Para llegar a ser, como entidad, es necesario que aquellas vivencias que determinan nuestro comportamiento se encuentren sometidas al análisis de lo que con respecto a ese ser pretendemos que lo sea. Cuando hayamos ponderado su representatividad y lo considerado sea el resultado de un proceso intelectivo que a tenor de esta asunción tendrá que ser considerado como una cultura. Lo que ocurre es que este ejercicio de ponderación exige un esfuerzo que es contrario a la práctica mecánica con la que materializamos la mayor parte de nuestras actividades. Sólo somos seres racionales cuando hacemos uso de nuestro raciocinio. En tanto en cuanto llevemos a cabo nuestros actos de una forma en la que lo que realicemos lo desarrollemos de una forma refleja, comenzamos a estar determinados por los intereses subjetivos de aquéllos que utilizando el intelecto establecen las pautas que de forma mecánica tenemos que seguir.

En puridad, podríamos decir que la identidad del individuo sólo puede concurrir cuando haya sido adquirida. Como ha ocurrido tantas veces a lo largo de la historia, cuando la cultura (y como una derivada de la misma, la identidad que a través de ella nos ha sido impregnada), se haya inculcado sin que en esta impregnación hayamos hecho uso de nuestra capacidad de, razonándola, analizar lo que la misma representa como información y como cultura, no nos es dable hacer uso de ella adscribiéndole una identificación con aquello que creemos ser.

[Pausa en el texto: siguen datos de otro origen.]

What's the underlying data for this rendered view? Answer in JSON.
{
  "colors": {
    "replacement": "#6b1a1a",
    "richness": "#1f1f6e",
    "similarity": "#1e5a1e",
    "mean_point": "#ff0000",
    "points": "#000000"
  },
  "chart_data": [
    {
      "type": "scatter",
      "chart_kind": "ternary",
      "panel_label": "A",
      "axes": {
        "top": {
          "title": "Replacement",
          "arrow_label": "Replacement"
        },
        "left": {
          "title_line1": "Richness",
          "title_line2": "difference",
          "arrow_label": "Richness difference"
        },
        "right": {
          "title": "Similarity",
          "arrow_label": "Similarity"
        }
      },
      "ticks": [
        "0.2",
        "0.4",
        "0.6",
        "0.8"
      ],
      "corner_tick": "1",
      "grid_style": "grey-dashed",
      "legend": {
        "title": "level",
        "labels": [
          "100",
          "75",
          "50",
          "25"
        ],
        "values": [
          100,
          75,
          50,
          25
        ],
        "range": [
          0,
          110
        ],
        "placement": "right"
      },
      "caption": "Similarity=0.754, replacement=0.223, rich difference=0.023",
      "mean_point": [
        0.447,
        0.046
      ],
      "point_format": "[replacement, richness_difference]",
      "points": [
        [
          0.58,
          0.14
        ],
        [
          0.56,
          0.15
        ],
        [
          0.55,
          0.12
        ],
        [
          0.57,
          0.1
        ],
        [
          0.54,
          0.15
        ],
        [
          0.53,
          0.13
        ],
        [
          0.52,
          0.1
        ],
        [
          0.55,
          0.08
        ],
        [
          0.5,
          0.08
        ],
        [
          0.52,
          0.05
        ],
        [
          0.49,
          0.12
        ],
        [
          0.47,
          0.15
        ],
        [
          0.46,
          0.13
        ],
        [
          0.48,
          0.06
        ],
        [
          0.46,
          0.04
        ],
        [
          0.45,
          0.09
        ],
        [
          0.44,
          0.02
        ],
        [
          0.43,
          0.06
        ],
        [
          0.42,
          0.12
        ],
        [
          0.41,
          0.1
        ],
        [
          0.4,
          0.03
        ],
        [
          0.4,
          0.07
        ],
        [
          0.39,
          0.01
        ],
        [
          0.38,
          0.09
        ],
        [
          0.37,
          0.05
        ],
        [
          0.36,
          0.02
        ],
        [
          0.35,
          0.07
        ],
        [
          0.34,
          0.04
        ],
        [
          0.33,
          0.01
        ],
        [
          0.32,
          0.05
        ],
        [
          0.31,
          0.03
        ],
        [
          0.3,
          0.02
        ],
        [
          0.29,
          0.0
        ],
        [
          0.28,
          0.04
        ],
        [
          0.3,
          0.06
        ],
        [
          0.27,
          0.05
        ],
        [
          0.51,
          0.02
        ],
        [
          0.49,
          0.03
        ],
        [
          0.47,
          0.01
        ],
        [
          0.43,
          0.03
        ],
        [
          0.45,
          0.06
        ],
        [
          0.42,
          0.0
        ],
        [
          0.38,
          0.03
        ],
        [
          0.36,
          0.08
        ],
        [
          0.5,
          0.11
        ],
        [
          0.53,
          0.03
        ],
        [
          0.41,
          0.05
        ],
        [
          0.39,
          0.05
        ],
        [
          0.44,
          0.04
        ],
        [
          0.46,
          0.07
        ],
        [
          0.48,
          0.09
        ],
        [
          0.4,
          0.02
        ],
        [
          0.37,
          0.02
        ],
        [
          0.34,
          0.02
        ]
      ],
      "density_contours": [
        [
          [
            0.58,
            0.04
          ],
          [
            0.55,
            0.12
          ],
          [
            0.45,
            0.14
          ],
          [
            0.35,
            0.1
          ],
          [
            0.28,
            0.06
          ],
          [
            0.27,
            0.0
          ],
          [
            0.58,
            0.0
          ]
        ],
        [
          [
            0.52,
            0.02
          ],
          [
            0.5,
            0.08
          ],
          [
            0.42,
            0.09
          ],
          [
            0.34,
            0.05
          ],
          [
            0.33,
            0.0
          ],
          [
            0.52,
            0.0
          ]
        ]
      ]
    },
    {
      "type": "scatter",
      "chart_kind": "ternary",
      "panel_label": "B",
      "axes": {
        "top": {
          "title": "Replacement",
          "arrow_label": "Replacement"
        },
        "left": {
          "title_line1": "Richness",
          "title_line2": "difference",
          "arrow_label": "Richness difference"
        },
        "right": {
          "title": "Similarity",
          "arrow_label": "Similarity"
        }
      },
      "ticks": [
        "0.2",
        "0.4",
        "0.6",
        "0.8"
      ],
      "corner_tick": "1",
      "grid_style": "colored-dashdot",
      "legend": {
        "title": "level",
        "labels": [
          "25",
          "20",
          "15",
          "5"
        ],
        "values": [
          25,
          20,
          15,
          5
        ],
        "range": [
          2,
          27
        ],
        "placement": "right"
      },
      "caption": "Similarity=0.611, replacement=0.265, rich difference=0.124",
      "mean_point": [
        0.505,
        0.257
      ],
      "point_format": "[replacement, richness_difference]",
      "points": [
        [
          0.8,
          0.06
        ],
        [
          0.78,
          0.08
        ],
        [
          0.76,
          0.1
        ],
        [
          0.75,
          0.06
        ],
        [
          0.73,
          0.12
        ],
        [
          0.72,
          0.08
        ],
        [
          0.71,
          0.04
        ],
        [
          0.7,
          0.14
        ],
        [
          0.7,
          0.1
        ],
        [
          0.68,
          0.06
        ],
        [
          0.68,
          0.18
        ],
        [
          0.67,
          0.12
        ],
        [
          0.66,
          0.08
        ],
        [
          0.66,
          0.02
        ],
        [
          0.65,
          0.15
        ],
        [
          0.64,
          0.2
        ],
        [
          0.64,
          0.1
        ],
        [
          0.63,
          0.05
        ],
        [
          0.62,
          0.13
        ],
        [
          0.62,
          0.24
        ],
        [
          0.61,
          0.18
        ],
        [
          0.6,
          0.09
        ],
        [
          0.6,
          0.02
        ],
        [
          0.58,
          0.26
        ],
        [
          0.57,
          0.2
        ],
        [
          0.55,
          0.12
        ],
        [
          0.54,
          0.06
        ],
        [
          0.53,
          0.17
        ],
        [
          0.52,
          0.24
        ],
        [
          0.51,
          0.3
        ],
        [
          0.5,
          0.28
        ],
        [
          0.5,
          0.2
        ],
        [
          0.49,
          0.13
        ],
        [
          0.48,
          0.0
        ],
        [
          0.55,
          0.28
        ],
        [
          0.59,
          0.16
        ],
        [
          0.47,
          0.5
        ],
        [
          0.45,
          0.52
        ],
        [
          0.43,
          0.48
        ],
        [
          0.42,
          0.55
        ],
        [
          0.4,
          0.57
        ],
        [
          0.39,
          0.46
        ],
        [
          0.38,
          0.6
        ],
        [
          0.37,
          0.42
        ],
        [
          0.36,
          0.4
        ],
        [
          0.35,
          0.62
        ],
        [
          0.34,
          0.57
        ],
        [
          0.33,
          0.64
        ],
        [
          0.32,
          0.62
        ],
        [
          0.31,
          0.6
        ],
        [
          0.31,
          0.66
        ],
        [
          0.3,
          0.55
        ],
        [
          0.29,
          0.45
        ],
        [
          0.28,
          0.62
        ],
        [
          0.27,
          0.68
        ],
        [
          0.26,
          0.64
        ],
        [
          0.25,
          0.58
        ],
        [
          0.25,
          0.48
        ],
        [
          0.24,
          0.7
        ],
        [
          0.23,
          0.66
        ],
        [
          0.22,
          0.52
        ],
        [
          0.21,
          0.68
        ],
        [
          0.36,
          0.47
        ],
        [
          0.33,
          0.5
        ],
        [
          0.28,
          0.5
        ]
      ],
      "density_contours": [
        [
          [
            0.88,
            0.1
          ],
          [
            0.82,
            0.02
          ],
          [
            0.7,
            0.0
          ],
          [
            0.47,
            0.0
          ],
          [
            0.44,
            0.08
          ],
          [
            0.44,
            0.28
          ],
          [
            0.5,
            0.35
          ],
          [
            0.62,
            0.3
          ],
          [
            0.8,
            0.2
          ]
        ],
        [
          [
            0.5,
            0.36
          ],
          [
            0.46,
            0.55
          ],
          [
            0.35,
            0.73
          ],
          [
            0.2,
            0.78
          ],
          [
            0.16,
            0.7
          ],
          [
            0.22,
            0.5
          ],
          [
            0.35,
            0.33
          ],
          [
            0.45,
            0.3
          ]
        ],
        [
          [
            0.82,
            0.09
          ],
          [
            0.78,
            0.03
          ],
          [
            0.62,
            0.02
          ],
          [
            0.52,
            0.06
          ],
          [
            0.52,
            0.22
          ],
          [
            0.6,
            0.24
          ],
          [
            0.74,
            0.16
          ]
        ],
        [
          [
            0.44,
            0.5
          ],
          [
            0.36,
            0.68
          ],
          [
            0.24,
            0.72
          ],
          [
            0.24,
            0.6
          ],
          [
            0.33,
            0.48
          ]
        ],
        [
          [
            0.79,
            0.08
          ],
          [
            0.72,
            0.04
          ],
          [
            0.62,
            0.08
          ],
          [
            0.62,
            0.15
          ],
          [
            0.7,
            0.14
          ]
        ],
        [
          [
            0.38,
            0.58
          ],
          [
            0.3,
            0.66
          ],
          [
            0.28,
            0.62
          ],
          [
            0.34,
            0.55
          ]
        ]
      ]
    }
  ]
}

Al ponerla al servicio de los que verdaderamente la están utilizando, la visceralidad con la que la asumimos nos conduce a un estadio que de contemplarla de una manera crítica nos llevaría a avergonzarnos de la forma con la que lo hemos hecho.

Yo, como la mayor parte de los seres que nos necesitamos unos a otros, siento pertenecer a un conglomerado social con el que por afinidad creo identificarme; pero esta identificación no está obliterando aquello que conscientemente considero es mi propia identidad. Como fortuito miembro de una feligresía, ya sea ésta cultural, religiosa, militar o incluso revolucionaria, estoy susceptiblemente determinado por la vivencias que haya tenido que compartir Pero esta dependencia es completamente extraña a lo que yo, como un ser que por serlo se considera autónomo permita que esta dependencia determine una realidad que podría ser incompatible con lo que mi inteligencia pudiera cuestionar. Y sobre todo no me es dable aceptar que mi propia identidad sea fruto de unos adoctrinamientos que generalmente nos han sido impuestos.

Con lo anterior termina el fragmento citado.